Francis, who is not physically active, uses a wheelchair and is
overweight, had been undergoing respiratory physiotherapy to try to
improve his lung function. But the accumulation of the secretions in
his lungs was a sign that he doesn’t have the muscle tone to cough
vigorously enough to expel the fluid.
Doctors often use noninvasive ventilation to stave off an
intubation, or the use of invasive mechanical ventilation. Francis
has not been intubated during this hospitalization. It’s not clear
if he has provided any advance directives about the limits of his
care if he declines or loses consciousness.
Catholic teaching holds that life must be defended from conception
until natural death. It insists that chronically ill patients,
including those in vegetative states, must receive “ordinary” care
such as hydration and nutrition, but “extraordinary” or
disproportionate care can be suspended if it is no longer beneficial
or is only prolonging a precarious and painful life.

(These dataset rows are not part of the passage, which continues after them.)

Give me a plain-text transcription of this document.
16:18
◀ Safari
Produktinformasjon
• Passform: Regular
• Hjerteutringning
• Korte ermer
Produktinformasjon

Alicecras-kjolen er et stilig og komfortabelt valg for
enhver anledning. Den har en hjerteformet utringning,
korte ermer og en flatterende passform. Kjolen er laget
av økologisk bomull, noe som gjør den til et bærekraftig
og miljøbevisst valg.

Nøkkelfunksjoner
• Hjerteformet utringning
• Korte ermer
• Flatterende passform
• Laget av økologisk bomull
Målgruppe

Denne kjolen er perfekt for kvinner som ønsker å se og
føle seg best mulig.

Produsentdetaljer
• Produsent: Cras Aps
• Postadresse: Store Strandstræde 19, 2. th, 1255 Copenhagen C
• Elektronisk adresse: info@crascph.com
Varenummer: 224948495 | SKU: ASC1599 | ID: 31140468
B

Francis articulated that in a 2017 speech to a meeting of the
Vatican’s bioethics think tank, the Pontifical Academy for Life. He
said there was “no obligation to have recourse in all circumstances
to every possible remedy.” He added: “It thus makes possible a
decision that is morally qualified as withdrawal of ‘overzealous
treatment.’”
Archbishop Vincenzo Paglia, who heads the academy which helps
articulate the Catholic Church’s position on end-of-life care, said
Francis is like any other Catholic and would follow church teaching
if it came to that.
“Today the pope is giving us an extraordinary teaching on
fragility,” he told reporters Monday. “Today the pope, not through
words but with his body, is reminding all of us, we elderly people
to begin with, that we are all fragile and therefore we need to take
care of each other.”
Francis’ hospitalization, which hits 18 nights Tuesday, is by no
means reaching the papal record that was set during St. John Paul
II’s numerous lengthy hospitalizations over a quarter century. The
longest single hospitalization occurred in 1981, when John Paul
spent 55 days in Gemelli for a minor operation and then to be
treated for a serious infection that followed.